10. Le cinquième moyen, à titre subsidiaire, conclut qu’il plaise à la Cour de cassation de saisir la Cour de justice de l’Union européenne de la question préjudicielle suivante : « Les principes de confiance mutuelle et de reconnaissance mutuelle au sein de l’Union européenne qui s’appliquent aux licences communautaires délivrées à des travailleurs, rattachant ceux-ci à un Etat membre, s’opposent-ils à ce que, nonobstant ce rattachement exprès, le juge national répressif puisse décider, lui-même, de l’ignorer et de l’écarter, de juger fictif l’exercice de l’activité visée par une licence communautaire et de retenir, en conséquence, l’existence d’une infraction de travail dissimulé par dissimulation d’activité ? »

Réponse de la Cour

11. Les moyens sont réunis.

12. Pour déclarer le prévenu coupable, l’arrêt attaqué, qui a relevé que l’exercice normal d’une activité économique sur le territoire français est l’établissement et que tout opérateur économique, y compris lorsqu’il s’agit d’une entreprise étrangère, qui souhaite exercer et développer une activité en France doit créer un établissement, retient notamment que le prévenu a eu recours, outre au cabotage qu’il reconnaît, à d’autres opérations réalisées en France, par la société [2], laquelle n’a développé sur le territoire portugais aucune activité de transports intérieurs, ses moyens de fonctionnement étant localisés à [Localité 1].
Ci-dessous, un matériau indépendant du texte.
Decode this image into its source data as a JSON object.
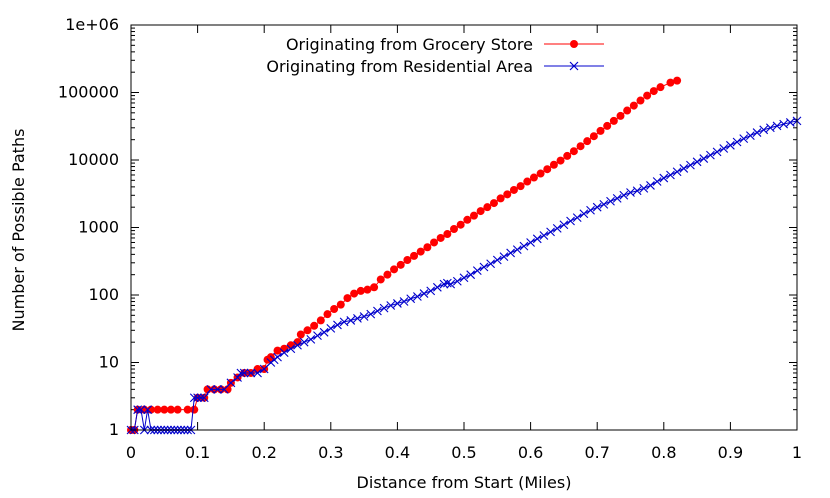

13. Les juges précisent que la France est le lieu à partir duquel les travailleurs effectuent leurs missions, reçoivent leurs instructions et organisent leur travail ainsi que le lieu où se trouvent les outils de travail.

14. Ils ajoutent que la société portugaise a cantonné son activité au recrutement des conducteurs pour le compte de la société Transports [P] [V] et à assurer sa gestion commerciale.

15. Ils concluent que cette situation aurait dû faire l’objet d’une inscription au registre du commerce et des sociétés ou au répertoire des métiers dans le cadre de la création d’un établissement secondaire.

16. En prononçant par ces seuls motifs, la cour d’appel, qui a admis implicitement mais nécessairement la validité des licences communautaires attribuées à la société [2] en reconnaissant qu’elles sont de nature à lui permettre d’effectuer des opérations de cabotage sur le territoire de l’Union européenne, a justifié sa décision sans méconnaître les principes de confiance mutuelle et de reconnaissance mutuelle.

17. En effet, il résulte des dispositions de l’article 4 du règlement (CE) n° 1072/2009 du Parlement européen et du Conseil du 21 octobre 2009 établissant des règles communes pour l’accès au marché du transport international de marchandises par route que les licences communautaires sont délivrées par un État membre à tout transporteur de marchandises par route pour compte d’autrui qui est : a) établi dans ledit État membre conformément à la législation communautaire et à la législation nationale de cet État membre ; et b) habilité dans l’État membre d’établissement, conformément à la législation communautaire et à la législation nationale de cet État membre en matière d’accès à la profession de transporteur par route, à effectuer des transports internationaux de marchandises par route.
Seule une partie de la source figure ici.